Monday, January 18, 2010

the wholesale market for dried chilli peppers

The resulting bust could derail growth and leave banks with massive holdings of bad loans.

The government earlier reimposed taxes on some property transactions and clamped down on lending for second homes, ordering tighter scrutiny of loans and inflows of foreign funds to prevent illegal investments.

But such requirements might not deter deep-pocketed investors looking for fast gains. Among those notorious for running up property prices in Shanghai are private businessmen from the capitalist manufacturing bastion of Wenzhou.

Having helped drive up prices for property and stocks — the Shanghai benchmark surged 80 percent last year — the Wenzhou speculators, among others, moved into agricultural commodities.

Last autumn, cash flooded into the market for garlic, and then into the wholesale market for dried chilli peppers, which tripled in price in late 2009 to about 30 yuan ($4.40) per kilogram. Market vendors complained of scarce supplies, and consumers and restaurants griped about the cost. In an earlier speculative frenzy, investors focused on Pu'er tea.

"Farmers were hoarding the chilli peppers, expecting the price to rise, and the market speculators were buying as much as possible to control the supply," said Gao Wang, an analyst with Beijing Orient Agri-business Consultant Ltd, a leading agriculture and food business consulting company.

Underscoring their appetite for risk, some of the Wenzhou speculators will be heading to Dubai for property bargain hunting over the Chinese New Year holiday in February even after some were burned by the Middle Eastern city state's meltdown in late 2009.

"Most of us have realized that traditional manufacturing industries no longer bring us more profits, so many who used to run factories are switching to stock markets or real estate," said Zhou Dewen, the head of a Wenzhou business association, who is heading the tour. "We think it's time to go and see how is Dubai's economy going as opportunity always follows after the crisis," Zhou said.

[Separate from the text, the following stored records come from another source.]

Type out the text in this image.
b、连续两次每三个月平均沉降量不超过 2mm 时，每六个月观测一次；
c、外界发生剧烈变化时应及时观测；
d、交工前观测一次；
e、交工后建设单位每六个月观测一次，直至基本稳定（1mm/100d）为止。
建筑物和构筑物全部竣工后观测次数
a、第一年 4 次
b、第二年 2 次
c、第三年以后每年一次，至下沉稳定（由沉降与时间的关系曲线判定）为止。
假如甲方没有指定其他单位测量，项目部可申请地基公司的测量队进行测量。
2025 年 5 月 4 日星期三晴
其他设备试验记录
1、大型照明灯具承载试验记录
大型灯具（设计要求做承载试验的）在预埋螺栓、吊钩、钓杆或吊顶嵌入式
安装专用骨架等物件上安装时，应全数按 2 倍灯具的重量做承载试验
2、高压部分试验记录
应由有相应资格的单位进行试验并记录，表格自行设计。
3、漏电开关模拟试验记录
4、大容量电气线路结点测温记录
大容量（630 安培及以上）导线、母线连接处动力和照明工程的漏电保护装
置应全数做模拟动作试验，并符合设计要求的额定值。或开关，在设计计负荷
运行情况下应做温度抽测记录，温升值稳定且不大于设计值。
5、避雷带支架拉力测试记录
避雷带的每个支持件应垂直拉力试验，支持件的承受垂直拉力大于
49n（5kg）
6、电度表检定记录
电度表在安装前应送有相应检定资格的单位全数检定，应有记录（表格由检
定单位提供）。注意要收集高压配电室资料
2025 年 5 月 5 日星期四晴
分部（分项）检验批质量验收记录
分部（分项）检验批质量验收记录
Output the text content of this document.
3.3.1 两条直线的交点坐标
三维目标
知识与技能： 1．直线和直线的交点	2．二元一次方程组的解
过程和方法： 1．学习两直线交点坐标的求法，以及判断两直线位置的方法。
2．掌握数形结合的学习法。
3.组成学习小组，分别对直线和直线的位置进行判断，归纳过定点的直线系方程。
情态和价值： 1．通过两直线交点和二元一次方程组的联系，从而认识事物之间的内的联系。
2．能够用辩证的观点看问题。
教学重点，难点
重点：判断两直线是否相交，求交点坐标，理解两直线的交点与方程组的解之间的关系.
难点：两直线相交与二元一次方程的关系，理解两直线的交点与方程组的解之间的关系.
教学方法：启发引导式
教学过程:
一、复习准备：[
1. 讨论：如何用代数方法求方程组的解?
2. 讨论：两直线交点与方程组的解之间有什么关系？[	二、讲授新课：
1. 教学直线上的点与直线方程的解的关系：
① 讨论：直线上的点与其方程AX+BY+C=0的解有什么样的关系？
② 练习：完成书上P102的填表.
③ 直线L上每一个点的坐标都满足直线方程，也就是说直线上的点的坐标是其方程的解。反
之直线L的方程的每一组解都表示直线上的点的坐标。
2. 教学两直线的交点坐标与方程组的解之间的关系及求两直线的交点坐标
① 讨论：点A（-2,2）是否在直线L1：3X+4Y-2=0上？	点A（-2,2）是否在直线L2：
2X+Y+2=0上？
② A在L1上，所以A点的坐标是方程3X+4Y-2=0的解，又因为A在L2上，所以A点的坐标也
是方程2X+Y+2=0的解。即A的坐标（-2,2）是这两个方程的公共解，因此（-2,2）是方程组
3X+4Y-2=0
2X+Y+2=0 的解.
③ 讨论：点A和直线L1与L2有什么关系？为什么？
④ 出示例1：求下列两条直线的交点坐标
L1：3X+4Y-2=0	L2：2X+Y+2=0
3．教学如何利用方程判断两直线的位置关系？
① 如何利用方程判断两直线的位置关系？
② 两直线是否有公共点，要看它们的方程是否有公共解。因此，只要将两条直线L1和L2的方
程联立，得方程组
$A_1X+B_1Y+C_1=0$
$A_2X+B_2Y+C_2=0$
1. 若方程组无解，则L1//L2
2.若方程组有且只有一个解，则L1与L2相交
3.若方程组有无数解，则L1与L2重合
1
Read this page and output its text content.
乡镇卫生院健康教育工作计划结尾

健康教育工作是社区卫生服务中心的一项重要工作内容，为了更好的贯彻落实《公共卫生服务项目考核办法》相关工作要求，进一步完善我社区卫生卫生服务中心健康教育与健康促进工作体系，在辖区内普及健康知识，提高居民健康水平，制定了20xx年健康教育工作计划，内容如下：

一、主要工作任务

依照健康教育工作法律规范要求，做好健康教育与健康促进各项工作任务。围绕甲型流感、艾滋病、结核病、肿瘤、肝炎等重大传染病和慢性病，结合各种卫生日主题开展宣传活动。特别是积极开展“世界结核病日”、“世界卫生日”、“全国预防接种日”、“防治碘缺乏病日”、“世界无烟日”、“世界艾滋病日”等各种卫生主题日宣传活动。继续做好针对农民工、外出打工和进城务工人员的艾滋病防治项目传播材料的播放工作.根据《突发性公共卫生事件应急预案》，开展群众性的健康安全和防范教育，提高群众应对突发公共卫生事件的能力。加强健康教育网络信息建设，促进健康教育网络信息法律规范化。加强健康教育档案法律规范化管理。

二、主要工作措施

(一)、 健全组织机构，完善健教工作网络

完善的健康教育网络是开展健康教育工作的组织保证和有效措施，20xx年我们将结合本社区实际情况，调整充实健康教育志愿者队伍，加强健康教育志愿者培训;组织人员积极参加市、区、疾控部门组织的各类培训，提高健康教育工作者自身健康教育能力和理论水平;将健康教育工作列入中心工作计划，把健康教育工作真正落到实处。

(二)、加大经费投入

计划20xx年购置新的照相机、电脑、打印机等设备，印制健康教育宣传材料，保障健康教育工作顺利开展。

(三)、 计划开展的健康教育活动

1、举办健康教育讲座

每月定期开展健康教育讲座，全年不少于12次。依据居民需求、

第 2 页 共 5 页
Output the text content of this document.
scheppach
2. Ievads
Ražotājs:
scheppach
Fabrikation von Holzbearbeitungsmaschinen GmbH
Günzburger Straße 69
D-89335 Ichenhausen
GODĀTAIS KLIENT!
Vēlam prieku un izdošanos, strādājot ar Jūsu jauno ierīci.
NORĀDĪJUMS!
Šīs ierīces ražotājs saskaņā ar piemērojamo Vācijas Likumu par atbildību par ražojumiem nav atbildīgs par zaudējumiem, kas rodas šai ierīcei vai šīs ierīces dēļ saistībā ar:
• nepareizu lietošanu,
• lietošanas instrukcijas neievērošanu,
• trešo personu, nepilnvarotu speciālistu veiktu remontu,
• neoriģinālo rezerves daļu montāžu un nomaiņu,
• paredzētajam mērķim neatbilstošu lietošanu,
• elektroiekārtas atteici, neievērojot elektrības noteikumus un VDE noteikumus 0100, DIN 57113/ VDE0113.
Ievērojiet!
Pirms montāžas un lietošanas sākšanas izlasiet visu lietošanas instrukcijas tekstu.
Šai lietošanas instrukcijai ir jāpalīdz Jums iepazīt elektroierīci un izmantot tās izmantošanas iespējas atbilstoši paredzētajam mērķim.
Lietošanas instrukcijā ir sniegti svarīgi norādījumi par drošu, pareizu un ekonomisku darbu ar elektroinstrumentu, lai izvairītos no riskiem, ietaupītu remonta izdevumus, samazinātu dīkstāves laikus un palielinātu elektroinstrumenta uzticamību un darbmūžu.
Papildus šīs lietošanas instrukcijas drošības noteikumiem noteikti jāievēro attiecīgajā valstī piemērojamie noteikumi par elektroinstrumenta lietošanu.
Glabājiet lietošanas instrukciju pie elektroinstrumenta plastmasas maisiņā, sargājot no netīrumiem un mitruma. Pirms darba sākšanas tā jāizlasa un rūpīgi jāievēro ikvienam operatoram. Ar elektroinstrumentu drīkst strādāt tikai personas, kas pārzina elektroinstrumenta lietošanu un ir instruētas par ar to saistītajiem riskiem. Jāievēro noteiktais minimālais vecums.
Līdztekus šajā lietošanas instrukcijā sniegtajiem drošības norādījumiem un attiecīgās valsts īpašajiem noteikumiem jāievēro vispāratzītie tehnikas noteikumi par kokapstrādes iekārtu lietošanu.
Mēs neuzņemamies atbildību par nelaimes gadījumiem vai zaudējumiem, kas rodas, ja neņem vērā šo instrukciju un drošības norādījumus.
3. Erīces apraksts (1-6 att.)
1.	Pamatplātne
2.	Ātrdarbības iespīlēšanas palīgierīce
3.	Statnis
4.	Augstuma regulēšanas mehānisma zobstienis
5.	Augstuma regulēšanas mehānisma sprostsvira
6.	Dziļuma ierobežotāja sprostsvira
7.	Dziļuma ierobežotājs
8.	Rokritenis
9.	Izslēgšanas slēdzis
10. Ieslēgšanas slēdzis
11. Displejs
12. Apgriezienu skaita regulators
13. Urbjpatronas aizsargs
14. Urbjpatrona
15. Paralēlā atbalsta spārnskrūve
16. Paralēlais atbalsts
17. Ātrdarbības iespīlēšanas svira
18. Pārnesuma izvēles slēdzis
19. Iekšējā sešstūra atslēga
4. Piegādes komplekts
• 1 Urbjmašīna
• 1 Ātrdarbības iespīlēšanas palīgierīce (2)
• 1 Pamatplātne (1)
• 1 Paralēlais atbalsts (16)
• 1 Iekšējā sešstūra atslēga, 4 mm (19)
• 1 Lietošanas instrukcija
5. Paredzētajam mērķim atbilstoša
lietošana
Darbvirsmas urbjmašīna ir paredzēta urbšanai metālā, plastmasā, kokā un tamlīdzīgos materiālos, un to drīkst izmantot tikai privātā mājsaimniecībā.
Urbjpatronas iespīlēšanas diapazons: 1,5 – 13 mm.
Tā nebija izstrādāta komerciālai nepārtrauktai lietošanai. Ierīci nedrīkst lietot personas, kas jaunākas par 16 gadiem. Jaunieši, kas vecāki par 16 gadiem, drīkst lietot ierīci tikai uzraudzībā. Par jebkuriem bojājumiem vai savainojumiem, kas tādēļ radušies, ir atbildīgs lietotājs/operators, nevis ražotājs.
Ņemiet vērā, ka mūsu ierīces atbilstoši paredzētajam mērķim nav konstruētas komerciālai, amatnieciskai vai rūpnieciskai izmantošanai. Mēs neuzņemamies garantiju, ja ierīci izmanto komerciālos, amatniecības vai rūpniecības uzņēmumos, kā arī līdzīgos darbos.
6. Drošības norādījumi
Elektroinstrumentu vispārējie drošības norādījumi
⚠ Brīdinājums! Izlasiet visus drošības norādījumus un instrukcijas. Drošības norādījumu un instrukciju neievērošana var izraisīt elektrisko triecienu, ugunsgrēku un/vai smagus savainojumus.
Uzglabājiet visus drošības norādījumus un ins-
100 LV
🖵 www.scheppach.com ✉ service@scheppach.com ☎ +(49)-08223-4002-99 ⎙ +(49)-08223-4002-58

For now, economists say, China's planners are likely to confine tightening to technical tinkering to discourage excess lending. They are likely to wait some time before raising benchmark interest rates or cutting back on the government stimulus spending credited with helping revive domestic demand — and creating jobs.

The government has successfully navigated numerous crises using such a piecemeal, gradual approach — including sweeping state industry reforms that slowly but surely put tens of millions of workers out of their jobs during the 1990s.